Sentencing Project Finds “Important Inroads” Against Mass Incarceration, Racial Inequality Behind Bars
October 11, 2023, the Sentencing Project reported that the share of Black men who will experience incarceration at some point in life has declined from one in three for those born in 1981 to one in five for those born in 2001 and just now entering full adulthood. But while calling this trend an “important inroad,” the “persistence of racial injustice in the criminal legal system” remains the top takeaway from One in Five: Ending Racial Inequity in Incarceration.
After decades of mass incarceration, the report notes recent reforms that offer hope. The U.S. prison population in 2021 had shrunk by 25% from its 2009 peak, thanks to reduced penalties for drug and property crimes. Progress is uneven, though, since Black Americans are still imprisoned at five times the rate of whites. However, decarceration efforts have reduced the Black prison population by 39% percent since its peak, including a 70% plunge since 2000 in the number of Black women in prison.
Despite these declines, the road to true equity is long. Black men were still imprisoned at 5.5 times the rate of white men in 2021, and a Black male born in 2001 is four times more likely to face imprisonment in his lifetime than a white male. Black women fared better, with an imprisonment rate 1.6 times the rate of white women in 2021.
Jail populations have also shrunk, falling 19% since 2008, with the biggest drops again notched by non-white groups. But like the inequalities in prison incarceration numbers, Black and American Indian jail imprisonment rates remain stubbornly high. Community supervision traps millions more with expensive requirements that disproportionately affect people of color.
Youth incarceration has shown progress, with a 77% drop since 2000 while racial disparities also narrowed. Black youth in 2019 were 4.4 times as likely to be incarcerated in the juvenile justice system as their white peers. American Indian youth were at their peak level of disparity in 2019, being 3.3 times as likely to be incarcerated as white youth. The report cites a need for further youth decarceration given evidence that incarceration is often neither necessary or effective for youth, and well-designed alternative-to-incarceration programs produce better public safety outcomes than locking kids up.

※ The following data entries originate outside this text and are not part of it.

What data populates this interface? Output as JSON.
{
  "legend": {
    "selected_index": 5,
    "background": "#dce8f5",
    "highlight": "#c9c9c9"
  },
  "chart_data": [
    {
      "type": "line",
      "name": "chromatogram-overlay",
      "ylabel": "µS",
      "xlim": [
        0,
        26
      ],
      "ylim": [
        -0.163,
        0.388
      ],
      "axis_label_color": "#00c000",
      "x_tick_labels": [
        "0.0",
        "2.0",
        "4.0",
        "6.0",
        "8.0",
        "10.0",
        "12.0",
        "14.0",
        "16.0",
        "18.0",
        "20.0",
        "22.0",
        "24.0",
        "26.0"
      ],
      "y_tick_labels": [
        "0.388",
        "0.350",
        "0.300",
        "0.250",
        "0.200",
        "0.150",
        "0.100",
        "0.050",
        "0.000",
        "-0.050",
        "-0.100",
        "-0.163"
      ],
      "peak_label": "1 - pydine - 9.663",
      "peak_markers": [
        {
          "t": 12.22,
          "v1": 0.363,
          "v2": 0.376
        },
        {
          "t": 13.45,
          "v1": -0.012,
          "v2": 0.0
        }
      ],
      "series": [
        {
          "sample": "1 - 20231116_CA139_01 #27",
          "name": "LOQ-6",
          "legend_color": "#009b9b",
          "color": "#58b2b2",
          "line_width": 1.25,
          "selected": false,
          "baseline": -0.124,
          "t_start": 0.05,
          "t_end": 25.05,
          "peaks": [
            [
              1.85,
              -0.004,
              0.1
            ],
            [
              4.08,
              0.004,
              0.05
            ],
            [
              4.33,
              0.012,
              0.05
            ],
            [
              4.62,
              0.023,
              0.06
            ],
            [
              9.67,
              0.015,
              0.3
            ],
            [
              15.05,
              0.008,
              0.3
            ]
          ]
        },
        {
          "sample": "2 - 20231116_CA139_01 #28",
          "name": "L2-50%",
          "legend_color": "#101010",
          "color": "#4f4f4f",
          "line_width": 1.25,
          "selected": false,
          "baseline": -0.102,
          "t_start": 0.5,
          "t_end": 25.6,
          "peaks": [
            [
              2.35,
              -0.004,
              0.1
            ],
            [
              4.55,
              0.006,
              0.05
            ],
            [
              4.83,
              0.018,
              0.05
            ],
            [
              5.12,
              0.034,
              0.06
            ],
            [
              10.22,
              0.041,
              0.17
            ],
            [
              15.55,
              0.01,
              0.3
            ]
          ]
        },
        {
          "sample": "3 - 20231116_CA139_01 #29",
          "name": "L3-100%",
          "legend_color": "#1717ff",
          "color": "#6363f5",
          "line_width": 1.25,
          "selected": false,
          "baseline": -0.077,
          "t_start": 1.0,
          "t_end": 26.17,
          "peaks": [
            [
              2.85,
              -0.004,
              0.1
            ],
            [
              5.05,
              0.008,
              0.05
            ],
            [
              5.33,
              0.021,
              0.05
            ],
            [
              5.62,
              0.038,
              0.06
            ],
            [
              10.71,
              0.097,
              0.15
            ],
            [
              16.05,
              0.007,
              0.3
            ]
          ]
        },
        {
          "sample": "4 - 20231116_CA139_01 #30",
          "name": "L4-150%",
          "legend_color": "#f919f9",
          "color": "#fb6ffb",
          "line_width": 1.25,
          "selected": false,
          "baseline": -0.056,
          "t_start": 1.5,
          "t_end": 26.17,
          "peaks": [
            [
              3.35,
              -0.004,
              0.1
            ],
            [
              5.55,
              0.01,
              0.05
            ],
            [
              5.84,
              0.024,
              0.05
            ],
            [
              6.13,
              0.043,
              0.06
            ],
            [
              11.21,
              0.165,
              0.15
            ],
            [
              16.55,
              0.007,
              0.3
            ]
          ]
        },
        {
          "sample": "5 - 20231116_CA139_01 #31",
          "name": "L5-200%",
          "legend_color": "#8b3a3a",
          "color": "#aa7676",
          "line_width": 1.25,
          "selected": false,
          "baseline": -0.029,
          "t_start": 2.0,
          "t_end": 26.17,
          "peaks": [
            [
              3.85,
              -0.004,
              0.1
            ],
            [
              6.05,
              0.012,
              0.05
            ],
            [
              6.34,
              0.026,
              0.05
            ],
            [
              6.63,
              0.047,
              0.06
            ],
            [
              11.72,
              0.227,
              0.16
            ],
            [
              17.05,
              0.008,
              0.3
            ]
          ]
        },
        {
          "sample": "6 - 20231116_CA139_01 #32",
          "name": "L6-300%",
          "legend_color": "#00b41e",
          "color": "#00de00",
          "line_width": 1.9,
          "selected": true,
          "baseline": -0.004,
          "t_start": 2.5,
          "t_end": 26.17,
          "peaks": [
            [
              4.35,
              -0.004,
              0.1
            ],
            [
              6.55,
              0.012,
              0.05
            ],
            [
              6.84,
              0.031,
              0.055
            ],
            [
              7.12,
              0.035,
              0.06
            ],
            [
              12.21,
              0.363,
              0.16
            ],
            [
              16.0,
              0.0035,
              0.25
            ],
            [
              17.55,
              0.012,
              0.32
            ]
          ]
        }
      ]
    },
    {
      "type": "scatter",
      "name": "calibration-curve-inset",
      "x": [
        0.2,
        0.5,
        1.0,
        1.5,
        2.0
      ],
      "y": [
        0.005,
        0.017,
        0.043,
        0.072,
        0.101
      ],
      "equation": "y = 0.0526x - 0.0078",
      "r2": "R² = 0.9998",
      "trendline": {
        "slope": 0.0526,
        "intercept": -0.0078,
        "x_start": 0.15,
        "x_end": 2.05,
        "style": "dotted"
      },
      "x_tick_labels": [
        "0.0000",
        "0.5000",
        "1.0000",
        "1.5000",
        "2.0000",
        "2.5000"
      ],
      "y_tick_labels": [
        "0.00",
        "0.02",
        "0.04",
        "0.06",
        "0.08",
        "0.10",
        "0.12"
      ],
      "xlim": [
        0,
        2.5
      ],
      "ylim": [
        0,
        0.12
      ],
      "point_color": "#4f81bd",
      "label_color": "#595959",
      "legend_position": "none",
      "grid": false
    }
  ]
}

Although there has been a long-term crime drop in the U.S., the report warns that progress in decarceration faces an uncertain future. Any uptick in crime rates is likely to spark political backlash and threaten further progress. Already, critics are pushing to roll back reforms in places like New York City and Washington, D.C. Even after Florida voters re-enfranchised felons, GOP state lawmakers moved the goalposts to require they first pay off all fees and costs, though the state often can’t say just how much that is.
Nationwide, the opioid crisis threatens to trigger a return to harsh mandatory-minimum sentences, further jeopardizing decarceration and racial justice gains. The report cautions policymakers to resist the temptation to return to failed past strategies and double-down on evidence-based solutions that prioritize public safety, equity and community well-being.